Docket No. 228
Decided: Wednesday, July 8th, 1891
Opinion: 2 Wash. 541 (1891)
Court: Anders1 Court (1889-1892)
Note: We post only slip opinion(s) as published at the time of the decision. Please consult Washington Reports printed volumes for the opinion(s) in their final form. Undetermined votes indicate that the opinion(s) have not been evaluated yet.
CITY OF SPOKANE FALLS v. CURRY, 2 Wash. 541; 27 P. 477 (1891).
SUPREME COURT OF WASHINGTON
July 8, 1891, Decided Appeal from Superior Court, Spokane County. Action by A. P. Curry against the city of Spokane Falls to recover for services as police justice. Judgment for plaintiff by default on defendant's failure to answer. Motion by defendant to set aside the judgment on the ground that he failed to answer because he thought the city had no meritorious defense, but subsequent to default he had learned that the city had what he believed to be a good, sufficient and legal defense. Motion denied.
Court: Judgment reversed.
Counsel: P. F. Quinn, James B. Jones, and C. S. Voorhees, for appellant. Turner & Graves, and W. C. Jones, for appellee.

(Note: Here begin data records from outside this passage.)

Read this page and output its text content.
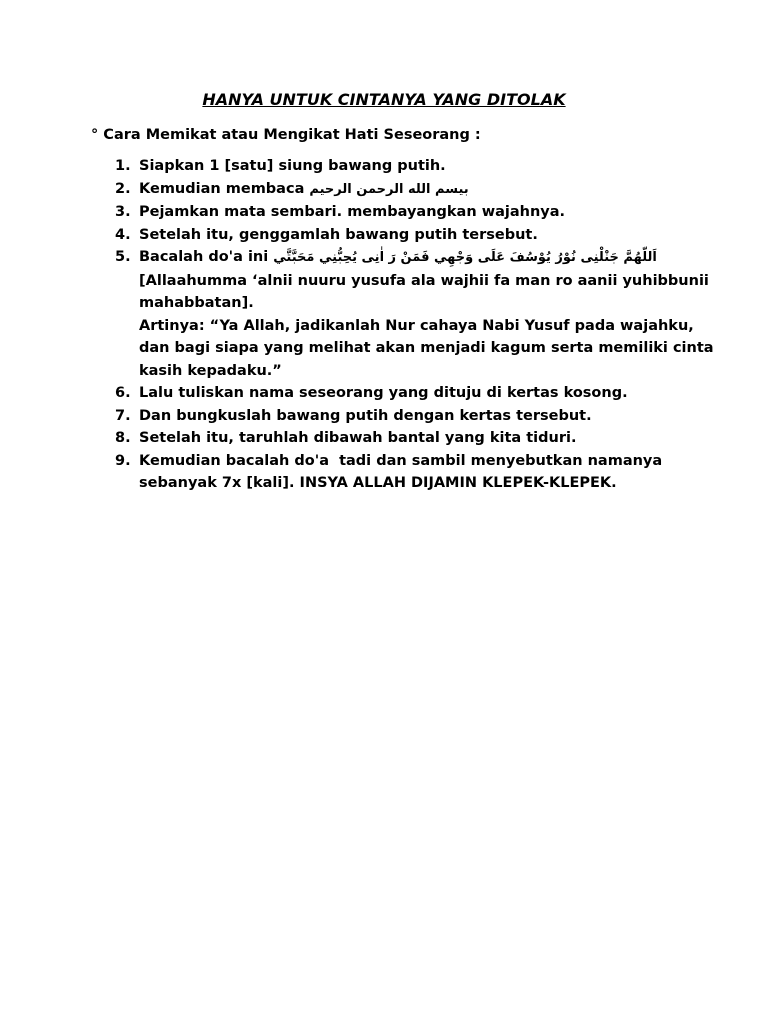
HANYA UNTUK CINTANYA YANG DITOLAK
° Cara Memikat atau Mengikat Hati Seseorang :
1. Siapkan 1 [satu] siung bawang putih.
2. Kemudian membaca بيسم الله الرحمن الرحيم
3. Pejamkan mata sembari. membayangkan wajahnya.
4. Setelah itu, genggamlah bawang putih tersebut.
5. Bacalah do'a ini اَللّهُمَّ جَنْلْنِى نُوْرُ يُوْسُفَ عَلَى وَجْهِي فَمَنْ رَ اٰنِى يُحِبُّنِي مَحَبَّتَّي
[Allaahumma ‘alnii nuuru yusufa ala wajhii fa man ro aanii yuhibbunii
mahabbatan].
Artinya: “Ya Allah, jadikanlah Nur cahaya Nabi Yusuf pada wajahku,
dan bagi siapa yang melihat akan menjadi kagum serta memiliki cinta
kasih kepadaku.”
6. Lalu tuliskan nama seseorang yang dituju di kertas kosong.
7. Dan bungkuslah bawang putih dengan kertas tersebut.
8. Setelah itu, taruhlah dibawah bantal yang kita tiduri.
9. Kemudian bacalah do'a  tadi dan sambil menyebutkan namanya
sebanyak 7x [kali]. INSYA ALLAH DIJAMIN KLEPEK-KLEPEK.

Judge(s) STILES, J. ANDERS, C. J., and HOYT, SCOTT, and DUNBAR, JJ., concur.
Opinion By: STILES The opinion of the court was delivered by STILES, J.--Respondent obtained a default judgment against the appellant, and subsequently, upon affidavit of its city attorney, the latter sought to have the judgment set aside, and to be permitted to appear and defend. The motion to set aside was denied, and the appeal is here upon two grounds, viz.: (1) Error in refusal to set aside the judgment upon the ground mentioned; and (2) error in entering judgment pro confesso, where no copy of the complaint had been served on the defendant. Upon the first ground we cannot interfere, as it was within the discretion of the court entirely whether to grant the motion or not. Besides which, there was little merit in the affidavit, which showed no more than neglect on the part of the city's officers; and the affidavit and proposed answer are not properly here, they not having been made a part of the record by statement or bill of exceptions. Windt v. Banniza, ante, p. 147. But upon the second ground we are constrained to hold with the appellant. Section 289, Code 1881, subdivision 1, provides for the only instance where judgment can be entered upon failure to answer, as of course, without proof of the plaintiff's demand. The prerequisite is that the summons and complaint shall have been served upon the defendant, and that proof of such service shall have been filed with the clerk. No change in this law has been made. The respondent urges that because the act of February 2, 1888 (Laws 1887-8, p. 24), made it no longer necessary, for the acquirement of jurisdiction over the person of a defendant, that a copy of the complaint be served, we should therefore hold that § 289 was pro tanto repealed or modified. But the reason of the matter does not seem to be with that contention. The two things have no relation whatever to each other, and there is no evidence that the legislature intended to make any change in the proceedings upon application for judgment. We cannot presume that there was other service than is shown by the record, for the sake of the general rule that courts of record proceed regularly. The return of service clearly shows service of the summons only, and the order for judgment shows no testimony to have been taken or considered.
The judgment must be reversed, and leave granted to the appellant to apply to the court below to set aside the default, under § 290 of the code.
ANDERS, C. J., and HOYT, SCOTT, and DUNBAR, JJ., concur.